May 23, 2017

Amnesty International has released an updated Urgent Notice

About a political prisoner who is being threatened with an extended prison sentence for seeking justice for her family members who were illegally executed by the Regime in the 1988 massacre of political prisoners in Iran.

Maryam Akbari Monfared, who is currently in Tehran’s Evin prison, has written many open letters demanding that the Regime be brought to justice over the massacre which killed 30,000 political prisoners in a matter of months.

She has also filed a formal complaint with the Iranian Prosecutor’s Office and is seeking an investigation into the massacre, the locations of the mass graves and the identities of the perpetrators.

The Regime has responded by threatening to move her to a remote prison in Sistan Baluchestan province, south-eastern Iran, a common move by the Iranian mullahs when they wish to make someone disappear, and extending her sentence by three years.

Amnesty’s statement notes that Monfared’s husband, Hassan Jafari Hatam, was summoned to the Ministry of Intelligence office in Tehran on May 13 and interrogated. Hatam was verbally abused and threatened during this meeting and was told that unless his wife stopped calling for justice for murdered political prisoners, she would pay.

Amnesty wrote: “”To date, the authorities have not processed the complaint. Instead, they have resorted to various punitive tactics. They have refused to take Maryam Akbari Monfared to her medical appointments outside the prison to receive adequate treatment for her rheumatoid arthritis and thyroid problems. As a result, she is experiencing severe pain in her legs. They have also repeatedly threatened to stop her family visits. ”

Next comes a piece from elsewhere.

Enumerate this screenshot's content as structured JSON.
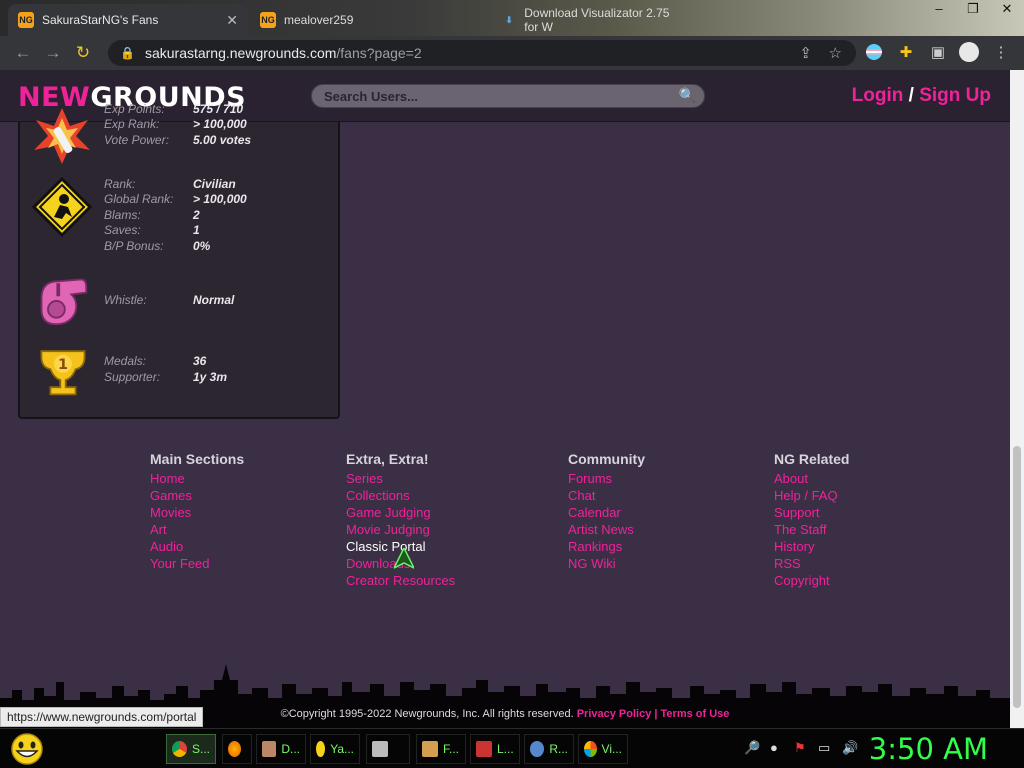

In response to the Regime’s treatment, Monfared wrote a letter in November 2016, in which she said: “How do you think you can scare someone in my position into silence? What have you even left for me that you are threatening to deprive me of? Don’t you feel ashamed that you are threatening to cut the family visits of a mother?”

Monfared is serving 15 years for “enmity against God”, purely because she is related to other members of the banned political group, the People’s Mojahedin Organization of Iran (PMOI), whom she called and visited once when they had been exiled to Iraq. There is no evidence that she was actively involved in political activism before her arrest.

She was arrested in 2009 and her family did not know where she was for five months. For the first 43 days, she was held in solitary confinement, subjected to intense interrogations and denied access to a lawyer.

Her appeal was rejected and her requests for a retrial have been ignored.